Netiquette for Internet Users

Netiquette for Internet Users

 

Copied and edited from The Net: User Guidelines and Netiquette - by Arlene Rinaldi; edited by John Achrazoglou

I. General E-mail Guidelines

Avoid typing mail messages all in upper case (Typically considered SHOUTING!)

Check E-mail daily and remain within your limited disk quota. Delete unwanted messages immediately since they take up disk storage.

Never assume that your E-mail can be read by no one except yourself; others may be able to read or access your mail. Never send or keep anything that you would not mind seeing on the evening news.

II. Internet Etiquette Rules

Rule 1: Remember the human

Apply the golden rule: Do unto others as you'd have others do unto you. Imagine how you'd feel if you were in the other person's shoes. Stand up for yourself, but try not to hurt people's feelings.

Another reason not to be offensive on-line... When you communicate through cyberspace -- via e-mail or on discussion groups -- your words are written. And chances are they're stored somewhere where you have no control over them. In other words, there's a good chance they can come back to haunt you.

Rule 2: Make yourself look good on-line

Be pleasant and polite. Don't use offensive language, and don't be confrontational for the sake of confrontation.

Q. Is swearing acceptable on the net?

A. Only in those areas where sewage is considered an art form, e.g., the USENET newsgroup alt.tasteless. Usually, if you feel that cursing in some form is required, it's preferable to use the classic asterisk filler -- for example, s***.

Rule 3: Share expert knowledge

Finally, after all that negativity, some positive advice. The strength of cyberspace is in its numbers. The reason asking questions on-line works is that a lot of knowledgeable people are reading the questions. And if even a few of them offer intelligent answers, the sum total of world knowledge increases. The Internet itself was founded and grew because scientists wanted to share information. Don't be afraid to share what you know.

Rule 4: Help keep flame wars under control

"Flaming" is what people do when they express a strongly held opinion without holding back any emotion. Does Netiquette forbid flaming? Not at all. Flaming is a long-standing network tradition. The recipients of flames sometimes deserve the heat.
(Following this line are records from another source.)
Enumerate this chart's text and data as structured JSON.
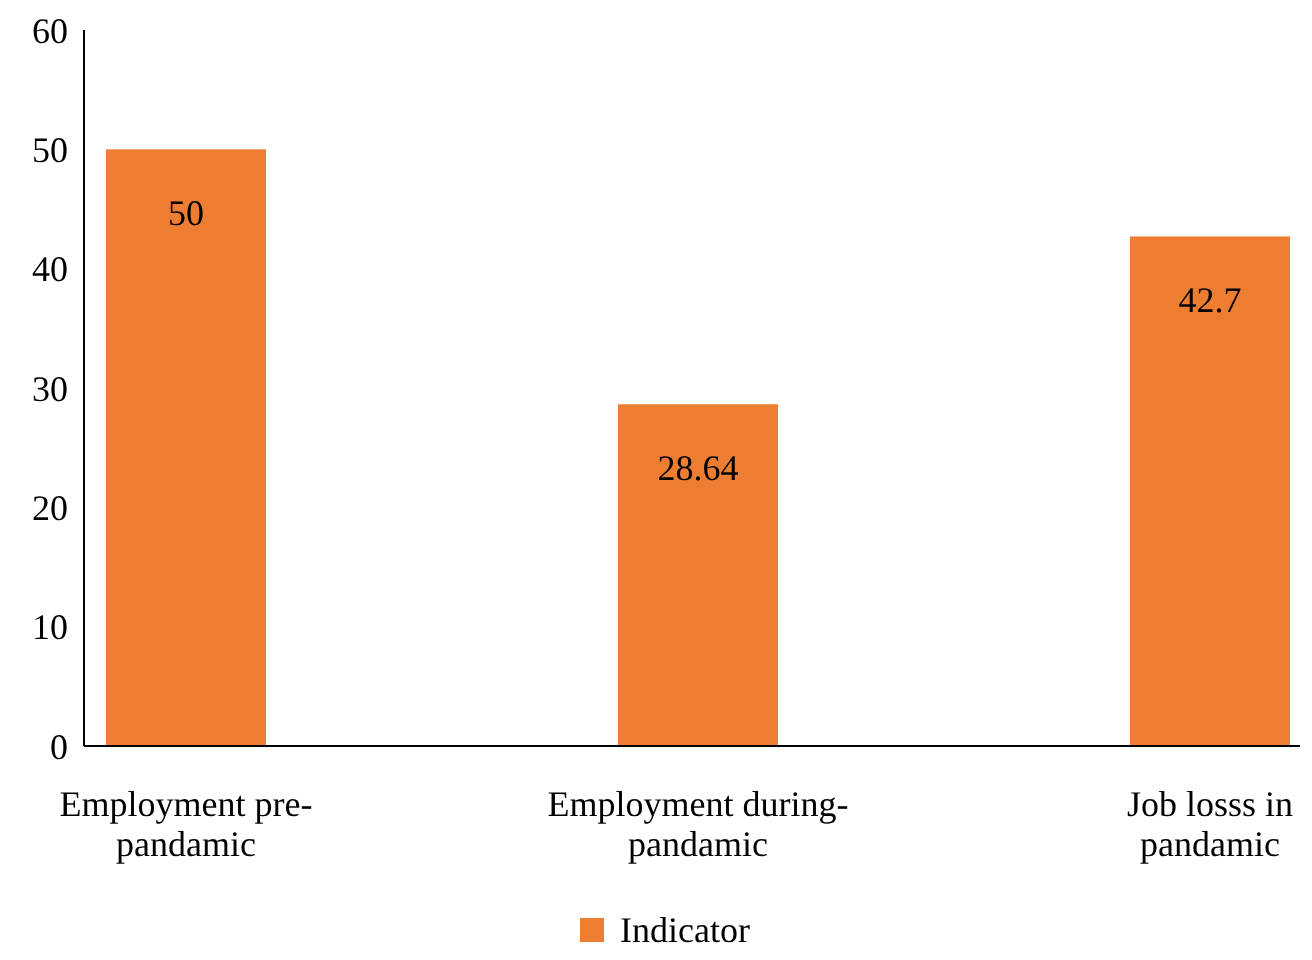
{
  "chart_data": {
    "type": "bar",
    "categories": [
      "Employment pre-pandamic",
      "Employment during-pandamic",
      "Job losss in pandamic"
    ],
    "series": [
      {
        "name": "Indicator",
        "color": "#ed7d31",
        "values": [
          50,
          28.64,
          42.7
        ]
      }
    ],
    "ylim": [
      0,
      60
    ],
    "yticks": [
      0,
      10,
      20,
      30,
      40,
      50,
      60
    ],
    "grid": false,
    "legend": "bottom",
    "data_labels": true
  }
}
But Netiquette does forbid the perpetuation of flame wars -- series of angry letters, most of them from two or three people directed toward each other, that can dominate the tone and destroy the camaraderie of a discussion group. They're an unfair monopolization of bandwidth.

Rule 5: Be forgiving of other people's mistakes

Everyone was a network newbie once. So when someone makes a mistake -- whether it's a spelling error or a spelling flame, a stupid question or an unnecessarily long answer -- be kind about it. If you do decide to inform someone of a mistake, point it out politely, and preferably by private e-mail rather than in public.